2016 Press Releases

‘Troubles’ inspire UCC academic’s novel

6 Jul 2016
Dr Paul Burgess

UCC’s Dr Paul Burgess has found that life can be stranger than fiction as he drew on his experiences growing up in the Shankill Road for his debut novel.  

Burgess’ book, White Church, Black Mountain, is a thriller set in Belfast where the fragile Peace Process is haunted by crimes of the past.  Burgess grew up on the Shankill Road at the height of the Troubles and also worked there as a Community Relations Officer. He now works as a Senior Lecturer in the Department of Applied Social Studies at UCC.

At the beginning of the novel, Detective Inspector Dan Watson of the Historical Enquiries Team enters an interview room for a routine consultation, where he is astonished by the recognition of an eerily familiar face. Eban Barnard, younger brother of his late partner and mentor Detective Superintendent Alex, who was brutally assassinated by the Provisional IRA some 20 years earlier, is demanding an audience. What Dan learns defies credulity and threatens to open up a Pandora’s Box of secrets that will unhinge the lives of all those involved and even endanger the Peace Process itself...

Burgess has been signed up by literary agency MV Worldwide based in Los Angeles and its founder Mathilde Vuillermoz is working on securing a mainstream publisher and film rights for his book.

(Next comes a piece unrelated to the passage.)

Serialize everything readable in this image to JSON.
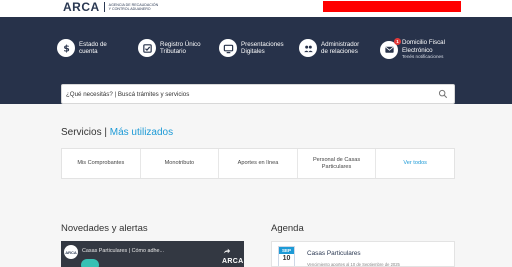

The North also features in Burgess’s UCC work and his latest academic book The Contested Identities of Ulster Protestants explores in a series of essays the various manifestations of that identity.  The book was co-edited by Dr Gareth Mulvenna of Queens University Belfast.  http://bit.ly/29qhxPL

The Contested Identities examines the public perceptions of what has been described by The Guardian  journalist Henry Mc Donald as ‘…the least fashionable community in Western Europe’, the Protestant, Unionist and Loyalist communities in Ulster. 

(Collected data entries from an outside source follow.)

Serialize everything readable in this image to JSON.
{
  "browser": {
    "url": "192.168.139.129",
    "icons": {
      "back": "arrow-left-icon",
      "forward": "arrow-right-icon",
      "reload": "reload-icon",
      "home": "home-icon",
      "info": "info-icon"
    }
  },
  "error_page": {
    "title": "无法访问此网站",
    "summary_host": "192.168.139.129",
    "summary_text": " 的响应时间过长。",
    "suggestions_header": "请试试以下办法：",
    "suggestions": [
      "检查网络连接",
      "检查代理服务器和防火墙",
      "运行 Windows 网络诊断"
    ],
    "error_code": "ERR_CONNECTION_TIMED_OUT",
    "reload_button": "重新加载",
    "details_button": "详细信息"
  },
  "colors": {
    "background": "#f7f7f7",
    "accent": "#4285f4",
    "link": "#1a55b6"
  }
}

Flags, Emblems and The Past; three seemingly insurmountable challenges which continue to hinder the peace process in Northern Ireland.  For many, the responsibility for the impasse that scuppered the Haass talks and brought violent protests to the streets of Belfast appears to rest with the perceived intransigence of the Protestant, Unionist and Loyalist communities to embrace change. That this community is itself riven with internal rancour and discord should come as no surprise. Issues of social class, denominational alignment, political aspiration and national identity have historically divided what outsiders have often mistakenly viewed as a collective cultural, religious and socio-political entity.

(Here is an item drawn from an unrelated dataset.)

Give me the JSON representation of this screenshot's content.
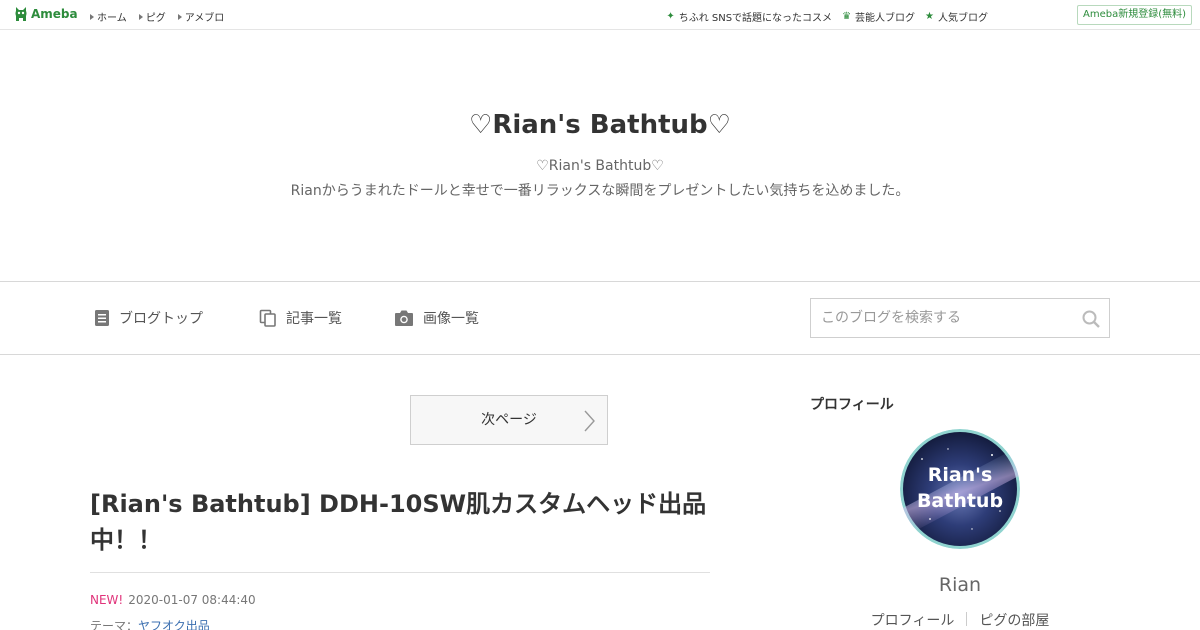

The North, it would seem, has provided Burgess with a rich source of material for his professional and personal interests. “Growing up in the crucible of the conflict, people have a tendency to pursue some kind of catharsis. This can be through a complete rejection or denial of those experiences or – as in my case- as an attempt to make peace with them through academic study and literary invention. And whilst there has been some interest in a follow up to ‘White Church, Black Mountain’, my next novel, nearing completion, is an allegorical tale set in the USA in the wake of the 9/11 attacks of 2001.”